FlowPilot : modélisation monde-action en temps réel pour la navigation agile de drones
Des chercheurs présentent FlowPilot, un modèle compact de navigation temps réel pour drones, fonctionnant entièrement à bord à partir d'un flux de profondeur. Contrairement aux pipelines classiques qui reconstruisent une carte locale avant d'optimiser une trajectoire, ou aux politiques bout-en-bout sans prédiction de scène, FlowPilot débruite conjointement les observations de profondeur futures et les trajectoires exécutables via du flow matching. L'architecture associe un mélange de transformeurs à double flux, où un expert vidéo et un expert action partagent l'attention pour s'informer mutuellement. Au déploiement, seul le flux d'action est actif : le système produit une trajectoire paramétrée en polynômes de Bernstein de degré 7, l'état courant fixant les points de contrôle initiaux et le réseau prédisant cinq points libres, garantissant une continuité C² avec vitesse, accélération et jerk en forme close. Le modèle est entraîné sur une pyramide de données à trois niveaux (simulation haut débit, simulation photoréaliste, données réelles embarquées). En simulation, il surpasse les méthodes d'apprentissage et d'optimisation concurrentes face à un encombrement croissant et des vitesses jusqu'à 8 m/s.
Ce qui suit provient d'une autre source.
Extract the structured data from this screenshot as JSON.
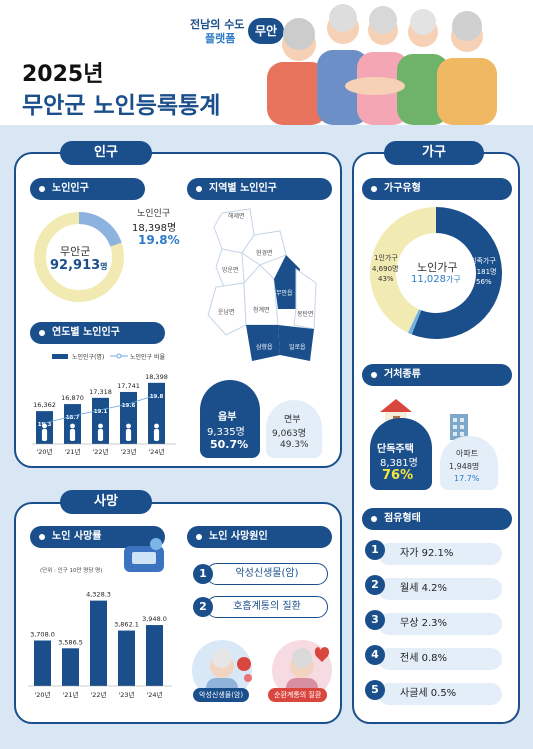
{
  "brand": {
    "line1": "전남의 수도",
    "line2": "플랫폼",
    "logo": "무안"
  },
  "header": {
    "year_title": "2025년",
    "main_title": "무안군 노인등록통계"
  },
  "population": {
    "section_title": "인구",
    "elderly": {
      "title": "노인인구",
      "center_label": "무안군",
      "center_value": "92,913",
      "center_unit": "명",
      "side_label": "노인인구",
      "side_value": "18,398명",
      "side_pct": "19.8%",
      "share": 0.198
    },
    "regional": {
      "title": "지역별 노인인구",
      "map_labels": [
        "해제면",
        "현경면",
        "망운면",
        "운남면",
        "청계면",
        "무안읍",
        "몽탄면",
        "일로읍",
        "삼향읍"
      ],
      "eup": {
        "label": "읍부",
        "value": "9,335명",
        "pct": "50.7%"
      },
      "myeon": {
        "label": "면부",
        "value": "9,063명",
        "pct": "49.3%"
      }
    },
    "yearly": {
      "title": "연도별 노인인구",
      "legend_bar": "노인인구(명)",
      "legend_line": "노인인구 비율",
      "values_text": [
        "16,362",
        "16,870",
        "17,318",
        "17,741",
        "18,398"
      ],
      "ratios_text": [
        "19.3",
        "18.7",
        "19.1",
        "19.6",
        "19.8"
      ],
      "years": [
        "'20년",
        "'21년",
        "'22년",
        "'23년",
        "'24년"
      ]
    }
  },
  "household": {
    "section_title": "가구",
    "type": {
      "title": "가구유형",
      "center_label": "노인가구",
      "center_value": "11,028",
      "center_unit": "가구",
      "single": {
        "label": "1인가구",
        "value": "4,690명",
        "pct": "43%"
      },
      "family": {
        "label": "친족가구",
        "value": "6,181명",
        "pct": "56%"
      },
      "shares": [
        0.56,
        0.01,
        0.43
      ]
    },
    "residence": {
      "title": "거처종류",
      "house": {
        "label": "단독주택",
        "value": "8,381명",
        "pct": "76%"
      },
      "apartment": {
        "label": "아파트",
        "value": "1,948명",
        "pct": "17.7%"
      }
    },
    "occupancy": {
      "title": "점유형태",
      "items": [
        {
          "num": "1",
          "text": "자가 92.1%"
        },
        {
          "num": "2",
          "text": "월세 4.2%"
        },
        {
          "num": "3",
          "text": "무상 2.3%"
        },
        {
          "num": "4",
          "text": "전세 0.8%"
        },
        {
          "num": "5",
          "text": "사글세 0.5%"
        }
      ]
    }
  },
  "death": {
    "section_title": "사망",
    "rate": {
      "title": "노인 사망률",
      "unit_note": "(단위 : 인구 10만 명당 명)",
      "values_text": [
        "3,708.0",
        "3,586.5",
        "4,328.3",
        "3,862.1",
        "3,948.0"
      ],
      "years": [
        "'20년",
        "'21년",
        "'22년",
        "'23년",
        "'24년"
      ]
    },
    "cause": {
      "title": "노인 사망원인",
      "items": [
        {
          "num": "1",
          "text": "악성신생물(암)"
        },
        {
          "num": "2",
          "text": "호흡계통의 질환"
        }
      ],
      "badge1": "악성신생물(암)",
      "badge2": "순환계통의 질환"
    }
  },
  "chart_data": [
    {
      "type": "bar",
      "title": "연도별 노인인구",
      "categories": [
        "'20년",
        "'21년",
        "'22년",
        "'23년",
        "'24년"
      ],
      "series": [
        {
          "name": "노인인구(명)",
          "values": [
            16362,
            16870,
            17318,
            17741,
            18398
          ]
        },
        {
          "name": "노인인구 비율",
          "values": [
            19.3,
            18.7,
            19.1,
            19.6,
            19.8
          ]
        }
      ]
    },
    {
      "type": "bar",
      "title": "노인 사망률",
      "categories": [
        "'20년",
        "'21년",
        "'22년",
        "'23년",
        "'24년"
      ],
      "values": [
        3708.0,
        3586.5,
        4328.3,
        3862.1,
        3948.0
      ]
    }
  ],
  "colors": {
    "navy": "#1b4f8c",
    "cream": "#f1ebb3",
    "light_blue": "#e3eef9",
    "green_text": "#f4e73c",
    "bg_blue": "#d9e6f4"
  }
}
Sur un quadricoptère physique, le pipeline perception-action complet tourne en moins de 18 ms sur un Jetson Orin NX, avec des vols jusqu'à 5,5 m/s en intérieur encombré et en forêt, sans assistance extérieure.
Cette démonstration cible un point de friction connu de l'autonomie aérienne : l'écart entre performance en simulation et robustesse réelle en environnement encombré à haute vitesse. En fusionnant prédiction de scène et génération de trajectoire dans un seul modèle plutôt qu'en deux étages séparés, FlowPilot transpose à l'aérien une logique de "world-action model" jusqu'ici surtout explorée en manipulation robotique au sol. Le budget de calcul, 18 ms de bout en bout sur du matériel embarqué léger, intéresse directement les intégrateurs d'inspection industrielle ou de logistique par drone, où poids et consommation du calculateur restent contraignants. L'écart entre les 8 m/s simulés et les 5,5 m/s atteints en vol réel rappelle toutefois que la validation reste celle d'un seul papier académique, sans comparaison indépendante ni déploiement commercial.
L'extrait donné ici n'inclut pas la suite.